Once again, the Doctor is trying to take Tegan to Brisbane, but not to leave the TARDIS; this time she wants to show off her home town to her friends. But interference in the time vortex nearly tears the TARDIS apart; the time machine is thrown off course, and Turlough and Nyssa vanish completely. The Doctor tries to follow them through time, but instead arrives in 51st century Brisbane. Tegan is horrified to see that Earth has become polluted, and the Doctor immediately suspects that the TARDIS has been thrown off-course by the time experiments conducted by Magnus Greel, a time-traveling serial killer he dealt with in his fourth incarnation. Nyssa and Turlough end up spending three years as part of the resistance trying to expose Greel’s corruption before they see the Doctor again, while Tegan and the Doctor arrive in time to see Greel at the height of his corruption and madness. They’re horrified to see that Nyssa is now posing as Greel’s fiancee (and Turlough as her personal assistant), and that Greel’s scientific advisor, an alien named Findecker, is continuing experiments with time travel that permanently disfigure the user and force him to drain life energy from others. At every turn, someone wants the Doctor to make sure Greel dies for his crimes – but the Doctor, knowing that Greel will die in another place and time, can’t keep that promise and can’t explain why.
written by Marc Platt
directed by Ken Bentley
music by Fool Circle ProductionsCast: Peter Davison (The Doctor), Janet Fielding (Tegan Jovanka), Mark Strickson (Turlough), Sarah Sutton (Nyssa), Angus Wright (Magnus Greel), Rupert Frazer (Dr. Sa Yy Findecker), Felicity Duncan (Ingrid Bjarnsdottir), Daniel Weyman (Ragan Crezzen), Daisy Ashford (Sasha Dialfa), John Banks (Eugene Duplessis / Chops)
Notes: The Doctor claims to be a Time Agent (The Talons Of Weng-Chiang, The Empty Child) to conceal his true identity. Findecker was established in – of all things – a Brief Encounters short story by Warren Ellis in a 1991 issue of Doctor Who Magazine; that story did not mention Findecker’s species or origins, only his surname, leaving Butcher Of Brisbane writer Marc Platt plenty of room to create a character. At the end of the story, Greel uses his time cabinet to escape (with Mr. Sin in tow), and his next stop is foggy Victorian London, where he will once again meet the Doctor (this time in his fourth incarnation, who has yet to experience this adventure), this time working with the formidable team of Jago & Litefoot, in The Talons Of Weng-Chiang.
Timeline: for the Doctor, Tegan and Turlough: between Enlightenment and The King’s Demons; for Nyssa: 50 years after Terminus. This story takes place after The Jupiter Conjunction and before Eldrad Must Die!.

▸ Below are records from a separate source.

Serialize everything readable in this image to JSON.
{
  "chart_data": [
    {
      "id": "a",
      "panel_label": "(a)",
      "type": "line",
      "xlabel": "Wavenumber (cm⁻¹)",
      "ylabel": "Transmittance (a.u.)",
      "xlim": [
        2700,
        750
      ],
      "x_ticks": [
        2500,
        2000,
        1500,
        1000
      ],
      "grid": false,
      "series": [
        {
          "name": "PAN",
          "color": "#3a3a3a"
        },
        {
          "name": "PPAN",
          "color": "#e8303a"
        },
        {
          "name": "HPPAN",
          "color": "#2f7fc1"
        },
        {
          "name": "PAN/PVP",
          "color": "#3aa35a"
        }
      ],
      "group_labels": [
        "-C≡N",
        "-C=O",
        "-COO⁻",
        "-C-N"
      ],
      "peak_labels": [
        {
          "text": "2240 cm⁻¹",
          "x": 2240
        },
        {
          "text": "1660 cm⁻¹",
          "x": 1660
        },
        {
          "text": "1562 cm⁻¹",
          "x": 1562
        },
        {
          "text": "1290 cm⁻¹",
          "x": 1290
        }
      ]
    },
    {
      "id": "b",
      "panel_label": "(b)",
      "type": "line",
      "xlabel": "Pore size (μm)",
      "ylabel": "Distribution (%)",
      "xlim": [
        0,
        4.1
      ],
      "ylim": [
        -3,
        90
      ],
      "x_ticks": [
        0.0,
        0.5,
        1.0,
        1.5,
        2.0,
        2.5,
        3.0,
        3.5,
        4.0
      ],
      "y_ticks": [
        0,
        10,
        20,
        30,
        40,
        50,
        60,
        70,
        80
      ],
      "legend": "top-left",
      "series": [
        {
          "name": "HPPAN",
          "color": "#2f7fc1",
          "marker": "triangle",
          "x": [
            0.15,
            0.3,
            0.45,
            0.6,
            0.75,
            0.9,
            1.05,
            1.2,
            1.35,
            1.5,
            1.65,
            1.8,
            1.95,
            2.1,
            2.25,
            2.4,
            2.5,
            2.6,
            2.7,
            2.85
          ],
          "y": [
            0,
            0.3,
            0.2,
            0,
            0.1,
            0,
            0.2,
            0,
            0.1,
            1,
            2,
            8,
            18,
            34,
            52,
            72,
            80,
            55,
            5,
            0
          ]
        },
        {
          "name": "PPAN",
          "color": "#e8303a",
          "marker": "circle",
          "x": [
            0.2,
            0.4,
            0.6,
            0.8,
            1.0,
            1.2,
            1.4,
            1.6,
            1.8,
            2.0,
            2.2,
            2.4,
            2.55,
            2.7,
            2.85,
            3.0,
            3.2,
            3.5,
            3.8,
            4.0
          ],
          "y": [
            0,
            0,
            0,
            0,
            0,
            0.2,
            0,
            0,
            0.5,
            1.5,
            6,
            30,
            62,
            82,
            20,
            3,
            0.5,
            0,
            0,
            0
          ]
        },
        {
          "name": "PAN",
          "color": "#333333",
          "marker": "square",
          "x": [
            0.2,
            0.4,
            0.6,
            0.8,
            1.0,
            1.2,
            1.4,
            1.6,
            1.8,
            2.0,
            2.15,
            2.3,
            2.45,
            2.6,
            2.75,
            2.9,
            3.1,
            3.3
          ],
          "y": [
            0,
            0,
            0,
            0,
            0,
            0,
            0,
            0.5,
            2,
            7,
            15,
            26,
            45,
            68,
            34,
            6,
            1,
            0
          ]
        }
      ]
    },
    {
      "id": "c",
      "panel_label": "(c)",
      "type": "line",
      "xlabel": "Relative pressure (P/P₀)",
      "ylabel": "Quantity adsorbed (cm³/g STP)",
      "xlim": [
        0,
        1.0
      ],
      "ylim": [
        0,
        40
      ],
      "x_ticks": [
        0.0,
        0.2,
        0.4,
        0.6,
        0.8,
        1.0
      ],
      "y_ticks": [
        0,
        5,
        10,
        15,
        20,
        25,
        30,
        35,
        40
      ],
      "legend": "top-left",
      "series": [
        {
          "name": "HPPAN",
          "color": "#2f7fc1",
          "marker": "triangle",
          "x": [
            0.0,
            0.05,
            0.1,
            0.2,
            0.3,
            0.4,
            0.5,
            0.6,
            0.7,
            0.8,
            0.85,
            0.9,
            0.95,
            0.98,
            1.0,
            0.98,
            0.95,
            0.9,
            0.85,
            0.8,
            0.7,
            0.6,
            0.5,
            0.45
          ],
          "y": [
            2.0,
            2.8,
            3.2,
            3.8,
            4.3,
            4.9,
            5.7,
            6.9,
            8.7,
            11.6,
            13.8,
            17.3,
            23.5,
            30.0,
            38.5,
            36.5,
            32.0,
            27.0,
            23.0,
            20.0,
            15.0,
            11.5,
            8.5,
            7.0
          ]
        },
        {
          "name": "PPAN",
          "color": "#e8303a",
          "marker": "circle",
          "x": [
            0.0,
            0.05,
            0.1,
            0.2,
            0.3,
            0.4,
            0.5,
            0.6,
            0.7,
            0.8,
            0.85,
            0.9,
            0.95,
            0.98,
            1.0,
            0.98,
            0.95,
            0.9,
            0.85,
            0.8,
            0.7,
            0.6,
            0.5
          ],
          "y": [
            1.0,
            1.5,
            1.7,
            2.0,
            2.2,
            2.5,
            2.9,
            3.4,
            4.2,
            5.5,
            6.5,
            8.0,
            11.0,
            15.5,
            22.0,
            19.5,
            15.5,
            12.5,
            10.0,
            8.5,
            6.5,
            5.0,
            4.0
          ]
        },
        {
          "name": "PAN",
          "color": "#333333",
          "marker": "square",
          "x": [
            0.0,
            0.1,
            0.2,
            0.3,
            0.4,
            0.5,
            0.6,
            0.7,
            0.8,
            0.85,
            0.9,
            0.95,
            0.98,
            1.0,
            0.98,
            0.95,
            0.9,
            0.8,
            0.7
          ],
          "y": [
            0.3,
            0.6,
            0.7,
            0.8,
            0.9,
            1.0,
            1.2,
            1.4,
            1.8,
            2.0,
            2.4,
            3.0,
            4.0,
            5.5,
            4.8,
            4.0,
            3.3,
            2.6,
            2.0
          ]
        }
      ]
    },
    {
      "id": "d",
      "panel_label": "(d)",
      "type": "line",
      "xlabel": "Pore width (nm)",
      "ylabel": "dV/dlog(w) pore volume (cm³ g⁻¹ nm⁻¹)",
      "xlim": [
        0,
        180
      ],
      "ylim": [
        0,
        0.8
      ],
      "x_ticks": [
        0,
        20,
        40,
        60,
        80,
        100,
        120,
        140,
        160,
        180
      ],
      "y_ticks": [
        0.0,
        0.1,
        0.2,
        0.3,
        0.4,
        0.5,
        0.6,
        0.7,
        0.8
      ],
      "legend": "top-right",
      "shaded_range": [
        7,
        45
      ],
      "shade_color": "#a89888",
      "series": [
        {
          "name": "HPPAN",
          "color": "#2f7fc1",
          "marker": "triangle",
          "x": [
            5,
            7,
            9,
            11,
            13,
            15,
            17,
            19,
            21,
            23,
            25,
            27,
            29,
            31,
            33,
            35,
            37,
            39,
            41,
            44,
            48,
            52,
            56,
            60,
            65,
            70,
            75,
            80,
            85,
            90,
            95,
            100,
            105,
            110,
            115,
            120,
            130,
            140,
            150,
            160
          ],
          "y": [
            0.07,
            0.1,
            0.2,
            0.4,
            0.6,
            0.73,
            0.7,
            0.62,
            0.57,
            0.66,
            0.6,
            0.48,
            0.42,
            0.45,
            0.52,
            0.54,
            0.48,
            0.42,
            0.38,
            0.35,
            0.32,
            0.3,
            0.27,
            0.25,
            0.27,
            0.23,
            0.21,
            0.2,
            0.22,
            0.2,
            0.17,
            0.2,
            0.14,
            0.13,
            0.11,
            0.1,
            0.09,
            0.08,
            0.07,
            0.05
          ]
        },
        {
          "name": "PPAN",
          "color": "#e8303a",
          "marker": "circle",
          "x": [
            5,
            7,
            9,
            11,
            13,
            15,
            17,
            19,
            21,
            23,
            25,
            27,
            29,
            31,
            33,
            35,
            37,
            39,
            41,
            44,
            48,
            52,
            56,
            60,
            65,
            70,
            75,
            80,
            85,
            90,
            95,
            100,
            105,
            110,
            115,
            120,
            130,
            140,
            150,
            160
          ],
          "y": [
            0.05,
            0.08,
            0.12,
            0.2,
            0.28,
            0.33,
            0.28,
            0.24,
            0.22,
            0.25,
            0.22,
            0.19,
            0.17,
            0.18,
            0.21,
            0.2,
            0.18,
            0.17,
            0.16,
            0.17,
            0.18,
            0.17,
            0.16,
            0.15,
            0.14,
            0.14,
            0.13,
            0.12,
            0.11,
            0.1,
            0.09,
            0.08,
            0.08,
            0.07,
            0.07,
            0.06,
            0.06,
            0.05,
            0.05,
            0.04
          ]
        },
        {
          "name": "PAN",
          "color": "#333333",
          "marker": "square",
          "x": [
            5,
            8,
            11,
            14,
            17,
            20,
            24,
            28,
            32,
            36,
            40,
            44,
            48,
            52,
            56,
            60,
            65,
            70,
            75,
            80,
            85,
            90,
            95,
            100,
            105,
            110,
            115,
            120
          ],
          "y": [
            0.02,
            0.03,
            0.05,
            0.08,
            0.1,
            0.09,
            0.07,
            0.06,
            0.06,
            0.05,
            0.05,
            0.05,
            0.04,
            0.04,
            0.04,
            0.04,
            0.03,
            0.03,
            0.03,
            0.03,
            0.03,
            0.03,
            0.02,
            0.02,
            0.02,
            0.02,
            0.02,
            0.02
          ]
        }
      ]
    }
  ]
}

LogBook entry and TheatEar review by Earl Green
Review: Opting for a very timey-wimey approach to both sequelizing and prequelizing one of the most beloved installments of Tom Baker-era Doctor Who, Marc Platt manages to deliver the goods. One of the risks with cramming entire “seasons” of Big Finish audio stories in between established television stories is that one runs the risk of completely throwing jeopardy out the window: we know our heroes will survive, we’ve seen and heard them beyond this story. Despite that, Platt plausibly places the characters in significant danger throughout this story, complete with the kind of cliffhangers that leave you muttering “oh crap” (or worse!) under your breath.
There’s also a risk in following up on The Talons Of Weng-Chiang in particular, because there’s so much said about Magnus Greel’s background that’s so terribly specific: the TV story established Greel’s moniker as the Butcher of Brisbane, gave him a time cabinet that horribly disfigured him due to its hamfisted construction, and mentioned his role in a war against Iceland. Platt accepts the challenge of paying all of these things off in the course of this story, and everything manages to fit together. (If you still can’t get enough of the millieu set up in Talons, allow me to suggest Big Finish’s best Doctor Who spinoff series yet, following the adventures of Jago & Litefoot.)
One of my favorite lines here almost defines the entire series, as Tegan begs the Doctor to “stop holding time’s hand” and allow history to change. And usually, in stories set in the future, the Doctor does make sweeping changes to history; this story very logically looks at all of time, past and future, as history from the Doctor’s perspective. Even stories set in fictional futures should have this kind of Aztecs-inspired argument included in them.
The Butcher Of Brisbane has the intense feel of a season-ender and thrills aplenty – all you can really ask for.